Terry Fairbanks, who is in charge of human factors engineering at WHC’s parent company’s Institute for Innovation, said hospitals traditionally prefer specific information for follow-ups. But that often blames individuals, which becomes “a negative incentive to reporting,” said Fairbanks, who pushed to test the new system.
WHC began a six-month trial in mid-May. The $60,000 cost includes the machines and analysis but not staff time. Some comments praised teamwork. Others talked about problems with supply levels and a malfunction in medication dispensing, which was immediately fixed.
Nursing supervisors knew of ongoing supply issues, but the specific comments helped get them addressed, officials said.
The note about the socks was typed in by a nurse in 4H, the intensive-care unit for burn patients, on May 20, during the first week of testing. She reported that “these darn socks are too big and clearly a fall hazard,” said Andrea Ryan, data coordinator for surgical critical-care services. The hospital had begun using the yellow socks and wristbands in March.
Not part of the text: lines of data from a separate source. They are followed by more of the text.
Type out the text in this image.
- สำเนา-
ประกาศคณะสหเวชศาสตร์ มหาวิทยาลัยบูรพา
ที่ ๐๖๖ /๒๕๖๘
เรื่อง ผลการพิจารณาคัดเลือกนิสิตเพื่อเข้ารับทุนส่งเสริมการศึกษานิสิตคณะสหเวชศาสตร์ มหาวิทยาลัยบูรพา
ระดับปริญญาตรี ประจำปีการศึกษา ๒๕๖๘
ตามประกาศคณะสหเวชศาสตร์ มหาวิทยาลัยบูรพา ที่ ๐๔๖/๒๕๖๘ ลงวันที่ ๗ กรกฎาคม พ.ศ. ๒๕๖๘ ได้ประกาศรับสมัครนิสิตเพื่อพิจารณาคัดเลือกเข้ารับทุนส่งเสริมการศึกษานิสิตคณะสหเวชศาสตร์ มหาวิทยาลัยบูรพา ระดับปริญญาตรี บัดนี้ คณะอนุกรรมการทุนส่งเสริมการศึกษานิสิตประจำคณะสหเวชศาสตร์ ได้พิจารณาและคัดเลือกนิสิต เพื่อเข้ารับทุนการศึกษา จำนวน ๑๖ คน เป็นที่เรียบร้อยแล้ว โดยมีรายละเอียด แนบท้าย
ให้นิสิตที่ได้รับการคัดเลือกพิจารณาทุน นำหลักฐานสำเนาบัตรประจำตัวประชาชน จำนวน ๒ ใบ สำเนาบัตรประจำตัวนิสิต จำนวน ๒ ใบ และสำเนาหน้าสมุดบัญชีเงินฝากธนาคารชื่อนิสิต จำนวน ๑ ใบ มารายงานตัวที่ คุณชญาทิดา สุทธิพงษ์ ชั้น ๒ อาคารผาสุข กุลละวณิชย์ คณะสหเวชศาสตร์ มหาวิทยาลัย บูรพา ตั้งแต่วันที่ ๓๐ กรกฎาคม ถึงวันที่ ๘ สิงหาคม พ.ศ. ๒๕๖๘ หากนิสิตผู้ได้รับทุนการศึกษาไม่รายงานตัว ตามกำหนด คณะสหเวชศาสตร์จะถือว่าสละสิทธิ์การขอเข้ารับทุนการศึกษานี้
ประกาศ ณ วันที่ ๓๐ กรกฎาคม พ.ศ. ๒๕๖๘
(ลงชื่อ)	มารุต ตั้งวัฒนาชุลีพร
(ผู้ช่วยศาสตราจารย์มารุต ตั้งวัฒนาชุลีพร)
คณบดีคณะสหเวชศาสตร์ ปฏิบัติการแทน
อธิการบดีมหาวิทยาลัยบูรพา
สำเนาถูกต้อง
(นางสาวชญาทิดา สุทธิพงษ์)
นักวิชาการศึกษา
The nurse sent the comment as routine, not as an immediate hazard. On May 31, the sock-size issue was included in other routine information sent to Ryan.
Ryan alerted the unit’s nursing supervisor and the fall-prevention committee. The potential hazard was also written up in that week’s internal flier, which provides feedback to staff.
Hospital officials found that the supply cart had only extra-large socks and that the hospital inventory had the next smaller size but none in the smallest size, so all three sizes were ordered.
The small socks arrived at the distributor June 10 and were supplied to all hospital units six days later.
That same day, all staff were given additional training and told to use regular tan socks if the yellow socks didn’t fit.
Despite more than a decade of a national focus on patient safety, medical errors and other “adverse events” occur in one-third of hospital admissions, according to a study in the April issue of Health Affairs.
Experts say individual hospitals have been able to dramatically reduce errors in particular areas, such as reducing central line infections or the risk of bedsores. “But the country is finding it very difficult to spread those innovations to systematically improve safety across the board in all hospitals and in all institutions,” said Janet Corrigan, president and chief executive of the National Quality Forum, a nonprofit group focusing on quality and safety measures.
Issues that might seem simple are often complex and have multiple root causes, said Don Goldmann, senior vice president at the Institute for Healthcare Improvement, a nonprofit that works on health-care innovation and quality.
Although there is no gold standard for how best to ensure patients are safe, experts say generally accepted principles include empowering and rewarding staff to speak out when they have safety concerns and focusing on near misses.
Nurses at WHC say they like the new system so far.
“Bringing safety down to the front line makes a lot of sense,” said Stephen Frum, a nurse on 4H.
He is hoping that another small issue that hasn’t been given much priority gets reported so it gets attention: Some of the fitted bedsheets for that unit are too small. Beyond aesthetics, sheets that don’t completely cover the mattress can pose a host of safety risks, including falls.